ホーム » 指宿 菜の花 通信(No250) 田舎医者の流儀(225)・・・・佐々木選手の挑戦に拍手

指宿 菜の花 通信(No250) 田舎医者の流儀(225)・・・・佐々木選手の挑戦に拍手

 高校歴代最多の通算140本塁打を誇る花巻東(岩手)の佐々木麟太郎内野手(3年)が、米国のスタンフォード大に進学するという。投打でメジャーを席巻する花巻東OBのドジャース大谷の二刀流と形は違うが、佐々木麟も野球と勉強で最高峰を追い求める、超名門校で究極の文武両道に挑む。佐々木麟は「野球だけできる人間ではなく、野球もできる人間になりたい」をモットーに掲げる。入学するスタンフォード大は、世界に名だたる最難関大学。関係者によると、野球をやめた後の人生も考慮し、あえて険しい道に進むものとみられる。

 スタンフォード大学はアメリカ西海岸にある世界有数の大学で、ノーベル賞受賞者も一大学で日本人受賞者数をはるかに越えている。又、スポーツの名門大学でもあり、2016年リオデジャネイロオリンピックでは27個のメダルを獲得、アメリカの獲得した全メダル121個の22%を占めたそうだ。全米大学体育協会による米国大学のスポーツの強さを示すランキングで23年連続一位となっている。ここ出身のプロアスリートも多く、ゴルフのタイガー・ウッズなど、野球、バスケットボール、アメフトなどに有名選手を輩出している。

 佐々木選手は「世界でもトップの大学であることは重々承知した上での覚悟。不安もあったが、コンディショニングとサポートが充実しているというところで、最後は自分自身で決断しました。言わずと知れたすばらしい大学で勉強させていただくこと、野球選手としてプレーさせていただくことは光栄で、誇りに思います」「野球(の面)だけで決断したわけではありません。自分自身の人生観として、『一瞬の喜びではなく一生の喜びを』いう考えがあります。野球だけでなく学業にもこだわっていました。英語の部分は自分自身まだまだですし、これからあっち(米国)でも学んで、言語も文化も、いろんな思考を持つ方々と出会って交流したい。より高い知識や知恵、さらに思考を構築していけるんじゃないかと思います」(ネット記事より引用)

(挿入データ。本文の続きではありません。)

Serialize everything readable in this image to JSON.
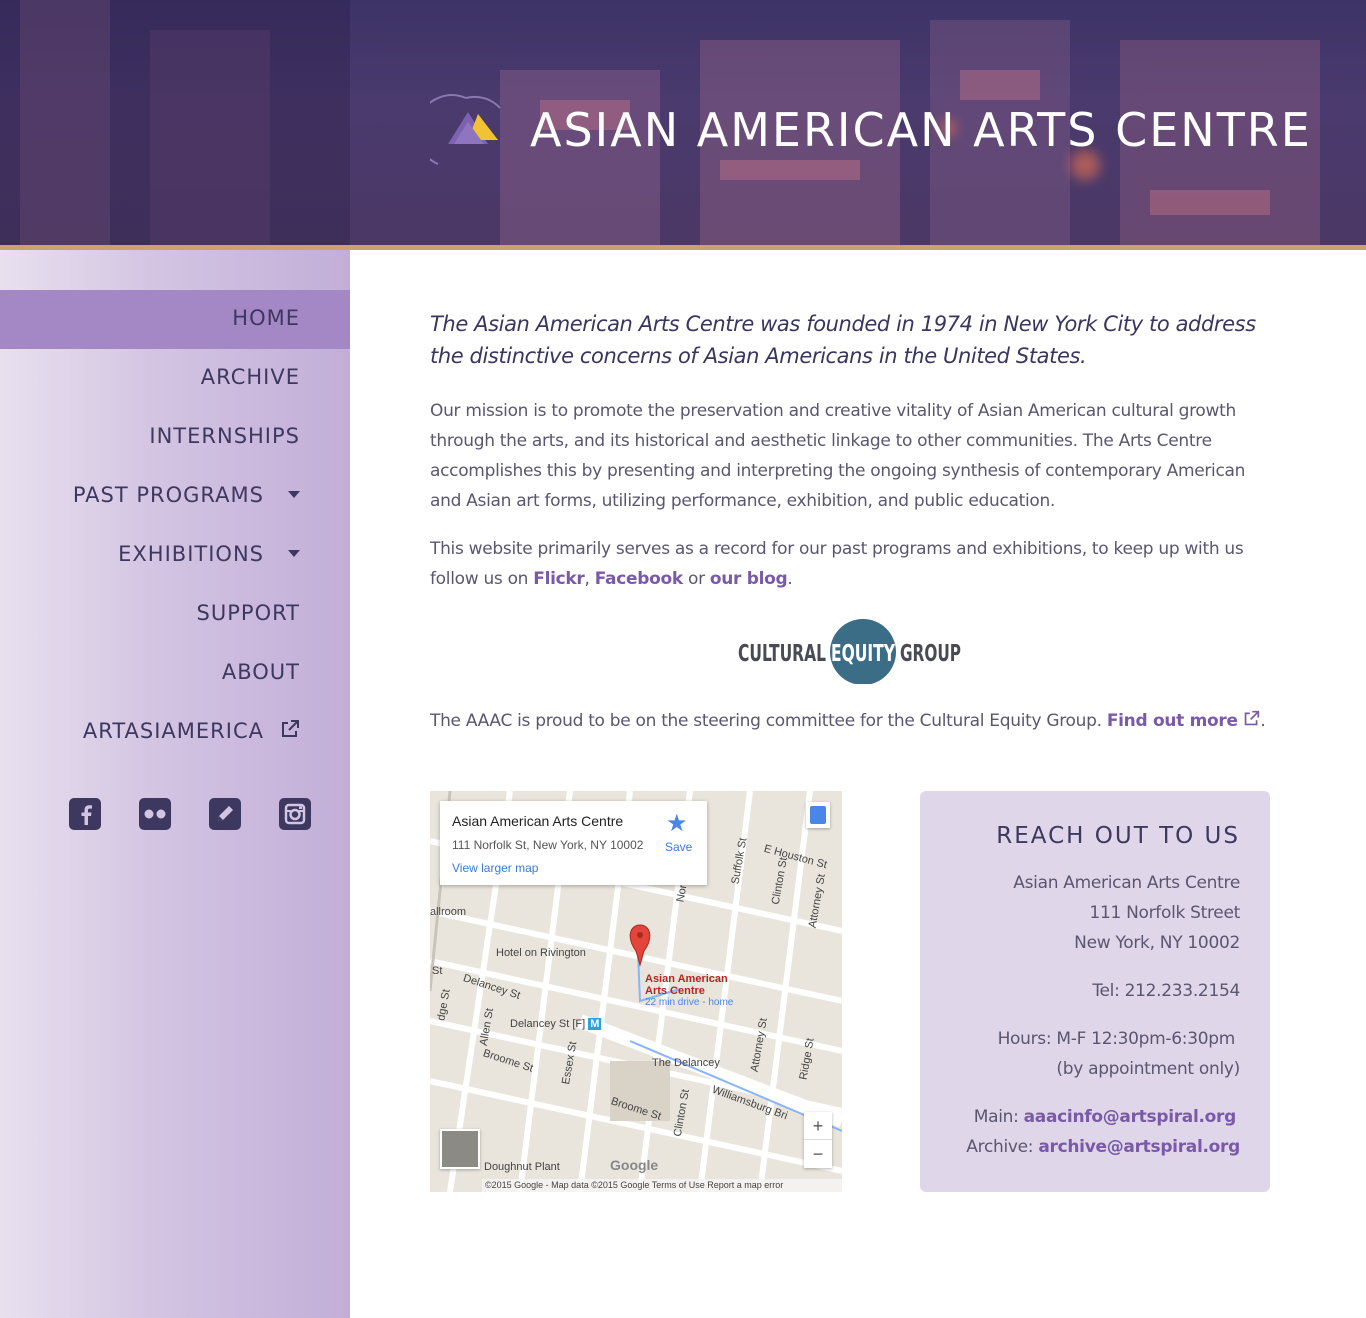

 野球の実績は十分にあるが学業の実績はわからない。しかし、この決断の背景にはおそらく、佐々木選手の持つ「学業能力」の高さがあり、監督でもある父親も十分にやっていけると判断したと思われる。文武両道の険しい道を切り開こうとする東北の青年に拍手を送りたい。

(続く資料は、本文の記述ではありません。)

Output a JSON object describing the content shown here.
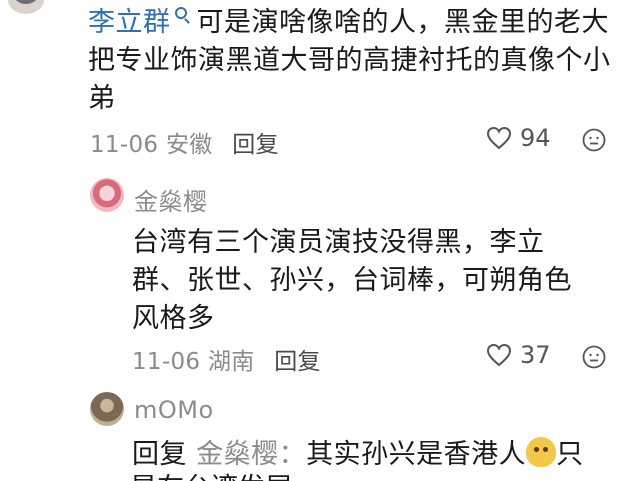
{
  "comment_main": {
    "username": "李立群",
    "text": "可是演啥像啥的人，黑金里的老大把专业饰演黑道大哥的高捷衬托的真像个小弟",
    "date": "11-06",
    "location": "安徽",
    "reply_label": "回复",
    "likes": "94"
  },
  "replies": [
    {
      "username": "金燊樱",
      "text": "台湾有三个演员演技没得黑，李立群、张世、孙兴，台词棒，可朔角色风格多",
      "date": "11-06",
      "location": "湖南",
      "reply_label": "回复",
      "likes": "37"
    },
    {
      "username": "mOMo",
      "reply_prefix": "回复",
      "reply_to": "金燊樱：",
      "text_before_sticker": "其实孙兴是香港人",
      "text_after_sticker": "只",
      "cut_text": "是在台湾发展。"
    }
  ],
  "icons": {
    "verify": "search-badge-icon",
    "heart": "heart-outline-icon",
    "emoji": "emoji-face-icon",
    "sticker": "mango-sticker-icon"
  },
  "colors": {
    "username_blue": "#2f6fb2",
    "meta_gray": "#8a8a8a"
  }
}
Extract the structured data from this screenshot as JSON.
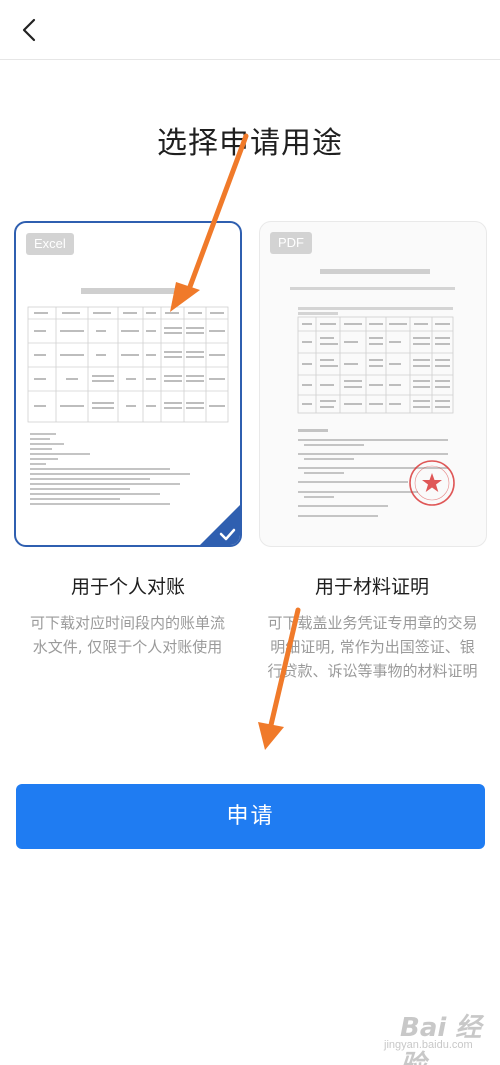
{
  "nav": {
    "back_icon": "chevron-left-icon"
  },
  "page": {
    "title": "选择申请用途"
  },
  "options": [
    {
      "format_badge": "Excel",
      "title": "用于个人对账",
      "description": "可下载对应时间段内的账单流水文件, 仅限于个人对账使用",
      "selected": true
    },
    {
      "format_badge": "PDF",
      "title": "用于材料证明",
      "description": "可下载盖业务凭证专用章的交易明细证明, 常作为出国签证、银行贷款、诉讼等事物的材料证明",
      "selected": false
    }
  ],
  "apply_button": {
    "label": "申请"
  },
  "watermark": {
    "text": "Bai 经验",
    "sub": "jingyan.baidu.com"
  },
  "colors": {
    "primary": "#1f7cf2",
    "selected_border": "#2f5fb0",
    "arrow": "#f07a2a",
    "stamp": "#d93a3a",
    "muted_text": "#9a9a9a"
  }
}
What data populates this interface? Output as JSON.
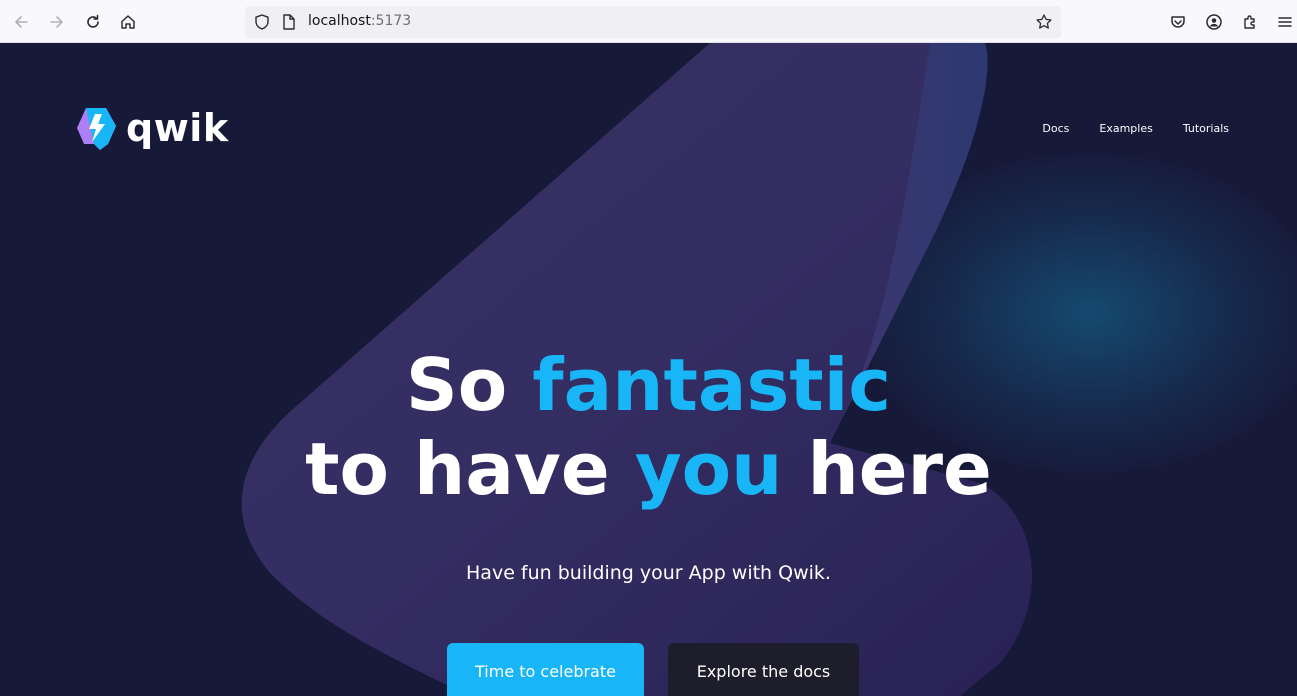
{
  "browser": {
    "url_host": "localhost",
    "url_port": ":5173",
    "icons": [
      "back-arrow-icon",
      "forward-arrow-icon",
      "reload-icon",
      "home-icon",
      "shield-icon",
      "page-icon",
      "bookmark-star-icon",
      "pocket-icon",
      "account-icon",
      "extensions-icon",
      "menu-icon"
    ]
  },
  "site": {
    "logo_text": "qwik",
    "nav": [
      {
        "label": "Docs"
      },
      {
        "label": "Examples"
      },
      {
        "label": "Tutorials"
      }
    ]
  },
  "hero": {
    "line1_a": "So ",
    "line1_b": "fantastic",
    "line2_a": "to have ",
    "line2_b": "you",
    "line2_c": " here",
    "subtitle": "Have fun building your App with Qwik.",
    "primary_button": "Time to celebrate",
    "secondary_button": "Explore the docs"
  },
  "colors": {
    "background": "#171938",
    "accent": "#18b6f6",
    "secondary_button": "#1d1d2c"
  }
}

 信じられないような能力を持つ人々がいる。ピアニスト辻井伸行さんは全く視力がない、全ての曲を耳から聞いて暗譜していく。将棋の藤井壮太さんも常人の理解を超えたところにいる。人の能力には無限の可能性が秘められているようだ。文武両道で高いレベルを目指す佐々木選手に拍手を送りたい。